UV spectra of polyphenols are very important and practically the primary information that is obtained for an unknown plant component
Different polyphenol subclasses have quite distinct chromophores in their structures, although naturally some common features can be found as well. Still, UV spectra obtained e.g. by LC-DAD are especially useful in the first characterization step that aims to classify the detected compound to belong in one of the polyphenol sub-groups. In most cases this is “easily” possible and more detailed look at the UV spectrum may reveal information of the possible structural features within the sub-group. This is especially true with ellagitannins, although it has been said that their UV spectra are “non-informative”. This is much due to the fact that UV spectra of polyphenols are rarely published and this hinders the wider understanding of the structural causes for their UV spectral shapes.

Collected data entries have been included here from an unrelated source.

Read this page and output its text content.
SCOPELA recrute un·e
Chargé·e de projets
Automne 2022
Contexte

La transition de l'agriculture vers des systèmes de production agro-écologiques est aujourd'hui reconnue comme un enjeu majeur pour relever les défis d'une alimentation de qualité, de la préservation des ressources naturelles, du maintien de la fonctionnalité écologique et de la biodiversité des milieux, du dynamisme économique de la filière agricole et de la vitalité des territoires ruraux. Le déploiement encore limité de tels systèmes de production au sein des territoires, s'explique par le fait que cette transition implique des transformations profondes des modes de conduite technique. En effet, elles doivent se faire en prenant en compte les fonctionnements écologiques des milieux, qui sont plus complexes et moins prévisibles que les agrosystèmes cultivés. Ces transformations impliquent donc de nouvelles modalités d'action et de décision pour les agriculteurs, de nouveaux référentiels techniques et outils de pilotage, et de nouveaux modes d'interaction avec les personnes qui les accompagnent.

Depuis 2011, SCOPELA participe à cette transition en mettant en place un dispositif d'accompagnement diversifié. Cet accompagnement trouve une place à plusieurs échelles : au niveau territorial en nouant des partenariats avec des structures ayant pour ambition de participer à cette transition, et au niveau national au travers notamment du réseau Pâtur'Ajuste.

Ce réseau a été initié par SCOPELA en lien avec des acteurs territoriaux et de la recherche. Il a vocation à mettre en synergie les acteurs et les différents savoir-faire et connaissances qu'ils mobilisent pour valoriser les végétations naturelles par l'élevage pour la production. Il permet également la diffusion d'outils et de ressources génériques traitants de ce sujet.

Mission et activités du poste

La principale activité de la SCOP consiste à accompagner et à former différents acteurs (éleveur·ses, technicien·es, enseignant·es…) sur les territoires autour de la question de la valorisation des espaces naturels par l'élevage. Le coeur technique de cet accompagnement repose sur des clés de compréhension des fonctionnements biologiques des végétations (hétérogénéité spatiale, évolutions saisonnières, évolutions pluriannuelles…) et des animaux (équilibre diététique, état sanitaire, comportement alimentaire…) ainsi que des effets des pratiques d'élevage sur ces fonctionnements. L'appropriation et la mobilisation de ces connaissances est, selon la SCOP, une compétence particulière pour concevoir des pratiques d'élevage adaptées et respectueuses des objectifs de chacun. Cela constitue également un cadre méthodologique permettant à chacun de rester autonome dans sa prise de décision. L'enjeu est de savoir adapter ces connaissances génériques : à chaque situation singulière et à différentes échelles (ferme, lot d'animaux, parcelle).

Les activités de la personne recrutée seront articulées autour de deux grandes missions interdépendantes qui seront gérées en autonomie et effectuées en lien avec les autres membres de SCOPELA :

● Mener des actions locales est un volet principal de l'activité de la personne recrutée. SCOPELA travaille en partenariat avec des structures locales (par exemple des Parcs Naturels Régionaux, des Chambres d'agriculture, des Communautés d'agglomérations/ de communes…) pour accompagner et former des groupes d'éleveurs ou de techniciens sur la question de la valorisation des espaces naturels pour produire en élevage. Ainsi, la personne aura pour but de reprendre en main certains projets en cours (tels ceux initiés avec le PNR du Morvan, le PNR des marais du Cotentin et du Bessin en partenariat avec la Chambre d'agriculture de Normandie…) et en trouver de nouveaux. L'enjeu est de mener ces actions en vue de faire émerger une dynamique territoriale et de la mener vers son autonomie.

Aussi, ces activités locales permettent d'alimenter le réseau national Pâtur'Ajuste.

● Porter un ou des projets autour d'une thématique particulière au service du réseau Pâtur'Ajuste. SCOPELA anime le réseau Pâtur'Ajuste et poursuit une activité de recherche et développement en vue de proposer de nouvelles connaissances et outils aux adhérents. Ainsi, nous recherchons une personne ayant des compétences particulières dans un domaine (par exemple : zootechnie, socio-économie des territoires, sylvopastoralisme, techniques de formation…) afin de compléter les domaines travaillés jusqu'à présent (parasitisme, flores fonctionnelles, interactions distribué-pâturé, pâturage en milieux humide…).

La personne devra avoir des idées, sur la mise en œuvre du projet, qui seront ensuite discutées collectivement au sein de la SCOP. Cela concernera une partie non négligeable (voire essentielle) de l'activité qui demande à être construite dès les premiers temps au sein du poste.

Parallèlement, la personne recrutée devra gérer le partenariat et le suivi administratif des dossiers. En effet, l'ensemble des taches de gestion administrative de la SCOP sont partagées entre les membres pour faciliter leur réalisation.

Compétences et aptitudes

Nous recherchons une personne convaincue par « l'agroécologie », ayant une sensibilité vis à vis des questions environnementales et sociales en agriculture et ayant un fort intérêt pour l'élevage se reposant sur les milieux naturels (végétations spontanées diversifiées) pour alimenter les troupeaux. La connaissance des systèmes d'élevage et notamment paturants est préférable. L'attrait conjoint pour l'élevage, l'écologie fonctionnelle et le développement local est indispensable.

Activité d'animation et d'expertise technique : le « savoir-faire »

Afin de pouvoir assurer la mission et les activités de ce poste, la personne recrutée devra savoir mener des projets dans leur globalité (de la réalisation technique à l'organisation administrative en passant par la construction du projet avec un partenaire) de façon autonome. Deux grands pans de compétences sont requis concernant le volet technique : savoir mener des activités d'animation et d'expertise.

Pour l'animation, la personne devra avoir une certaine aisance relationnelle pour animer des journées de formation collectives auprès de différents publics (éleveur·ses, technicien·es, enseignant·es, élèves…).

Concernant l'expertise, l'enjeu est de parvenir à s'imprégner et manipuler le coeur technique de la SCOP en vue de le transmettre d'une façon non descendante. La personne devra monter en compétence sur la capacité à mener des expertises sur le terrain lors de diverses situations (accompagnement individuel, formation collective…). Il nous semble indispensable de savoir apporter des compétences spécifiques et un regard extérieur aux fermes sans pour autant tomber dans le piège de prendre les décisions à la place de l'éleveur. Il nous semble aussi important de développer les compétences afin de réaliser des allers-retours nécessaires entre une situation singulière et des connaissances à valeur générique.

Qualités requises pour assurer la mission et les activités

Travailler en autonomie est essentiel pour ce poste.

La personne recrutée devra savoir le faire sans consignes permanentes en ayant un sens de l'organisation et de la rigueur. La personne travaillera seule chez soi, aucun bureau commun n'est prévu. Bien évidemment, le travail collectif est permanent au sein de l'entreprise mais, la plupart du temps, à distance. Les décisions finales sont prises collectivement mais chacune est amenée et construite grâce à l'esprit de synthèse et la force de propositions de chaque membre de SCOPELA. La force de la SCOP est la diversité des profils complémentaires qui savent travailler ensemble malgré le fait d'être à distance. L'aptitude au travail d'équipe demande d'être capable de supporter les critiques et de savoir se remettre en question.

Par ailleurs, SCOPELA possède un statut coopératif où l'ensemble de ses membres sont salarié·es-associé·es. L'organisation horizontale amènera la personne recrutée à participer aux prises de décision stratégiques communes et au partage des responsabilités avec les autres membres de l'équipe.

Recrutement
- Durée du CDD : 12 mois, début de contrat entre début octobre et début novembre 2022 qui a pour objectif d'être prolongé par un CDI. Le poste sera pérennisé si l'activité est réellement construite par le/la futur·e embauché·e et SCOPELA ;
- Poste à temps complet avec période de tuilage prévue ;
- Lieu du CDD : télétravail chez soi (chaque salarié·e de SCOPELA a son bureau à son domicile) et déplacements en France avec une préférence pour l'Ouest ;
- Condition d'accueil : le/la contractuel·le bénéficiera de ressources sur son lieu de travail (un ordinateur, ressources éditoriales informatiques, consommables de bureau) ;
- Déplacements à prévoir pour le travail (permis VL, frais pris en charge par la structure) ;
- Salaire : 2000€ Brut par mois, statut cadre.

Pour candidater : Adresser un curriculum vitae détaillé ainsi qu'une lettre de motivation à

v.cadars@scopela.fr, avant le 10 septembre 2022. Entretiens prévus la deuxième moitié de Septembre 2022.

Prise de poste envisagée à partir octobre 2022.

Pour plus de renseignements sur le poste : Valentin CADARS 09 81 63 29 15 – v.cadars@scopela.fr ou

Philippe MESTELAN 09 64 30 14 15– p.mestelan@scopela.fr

Of course the quality of the UV spectra is also dependent on the solution in which the spectra are recorded and on the concentration of the analytes that are being measured. With LC-DAD-MS instruments the biggest problem in this respect is related to formic acid that is one of the most commonly used eluents in polyphenol analysis. The problem is especially pronounced if aqueous formic acid concentrations are exceeded above 0.1%. In these cases very dilute LC peaks do not give very useful UV spectra as formic acid distorts the spectra at 190-230 nm region. As the peak intensity rises, the effect of formic acid gradually diminishes. This way only the peaks that are intensive enough, are able to produce such UV spectra that we use e.g. in the examples below. However, also the effect of formic acid can get less annoying as the user gets more familiar with the UV spectra of polyphenols in general.